Paddy was on the bare brow of a steep hill; but on rounding a hummock and looking back, he found one side of it was dark and free from snow.

He returned, and gave the darkness a poke with his stick, and the stick struck--nothing. It was the entrance to a cave.

"I'll just light a match and have a look," says Paddy.

The feeble glimmer revealed only a portion of what seemed a great vault.

"I'll creep in for a moment, out av the cowld," says Paddy, "and stand in a corner; sure there can't be any crayture worse than meself in the cave."

It was an eerisome situation enough, but our gallant Irishman did not mind it a bit.

For fully five minutes he smoked, when he thought, or fancied he thought, he heard a sigh.

"It's draining I am entoirely; who could be there; at all?"

Presently the sigh--a heavy, long-drawn one--was repeated. There could be no mistake about it this time.

"Ghost of Saint Patrick!" thinks Paddy; "is it in the cave av an evil spirit I am? But never moind, it's sleeping he is, anyhow. I'll have a look, and chance it."

Taking half a dozen hearty puffs to give him courage, Paddy quietly advanced. He had not gone three paces when--behold, curled up at his feet, a gigantic yellow bear!

"Is it there you are, me darlint?" Paddy whispers to himself. "But troth, I just remember it's toime I was going, so good night, me dear, and bad drames to ye."

Now Bruin has excellent scent, and Paddy's tobacco was good and strong, so no wonder he awoke. He rose to his forepaws, opening a great red mouth that would have sheltered a coal-scuttle, and giving vent as he did so to a yawning roar that appeared to shake the very cave.
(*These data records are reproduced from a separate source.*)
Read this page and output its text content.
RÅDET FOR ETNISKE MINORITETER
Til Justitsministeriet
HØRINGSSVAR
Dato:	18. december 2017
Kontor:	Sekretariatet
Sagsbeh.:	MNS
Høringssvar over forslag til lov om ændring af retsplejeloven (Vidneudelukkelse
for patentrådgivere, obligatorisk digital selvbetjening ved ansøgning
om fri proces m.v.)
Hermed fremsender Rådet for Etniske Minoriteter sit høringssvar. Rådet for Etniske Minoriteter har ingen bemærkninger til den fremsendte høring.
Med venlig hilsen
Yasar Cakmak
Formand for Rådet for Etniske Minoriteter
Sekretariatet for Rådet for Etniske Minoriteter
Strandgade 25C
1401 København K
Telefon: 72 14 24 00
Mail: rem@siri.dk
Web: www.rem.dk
Paddy threw the almost extinct match into the gulf and fled, with Bruin at his heels.

Byarnie was very fond of Paddy O'Connell, and when his friend stayed so long away, naturally grew anxious, and finally started off to look for him. He would not take a rifle, "because," he argued, "if Paddy wasn't afraid, sure I'm not." But he armed himself with that most deadly weapon, a seal club, and away he strode. On and on went the giant over the snowy hills; but Paddy's track, that he tried for a time to follow, was as devious as a rabbit's. When he was just about to give up in despair, who should he see but his friend himself coming round the brow of the hill--it could be n.o.body else.

But when Paddy disappeared suddenly from view as effectually as if he had sunk into the bowels of the earth, then no wonder big Byarnie rubbed his eyes and stared in astonishment.

Byarnie was superst.i.tious.

"'Twas his ghost," he thought; "poor Paddy is dead, and that was his spirit!"

And down there on his knees, under the flickering aurora, knelt big Byarnie to pray. While thus devotionally engaged, he was startled by a roar that made him feel as if the earth was going to open and swallow him, and yonder behold poor Paddy running towards him more quickly than he had ever run before, and followed by something large and yellow.

Byarnie spat on his hands, and threw away his cap.

Well, I do not wonder, mind you, at Bruin's wrath. How would any one like to be wakened from sweet dreamland, and have the fiery end of a lucifer match pitched down his throat?

"Come on, Paddy," roared Byarnie.

"Sure ain't I coming as fast as I can?" cried poor innocent Paddy.

As the bear went floundering past, Byarnie struck at him with terrible force.

The steel point of the club entered his neck, but held there, and both Byarnie and Bruin rolled together on the ground, the former undermost, and the blood flew spattering over the snow.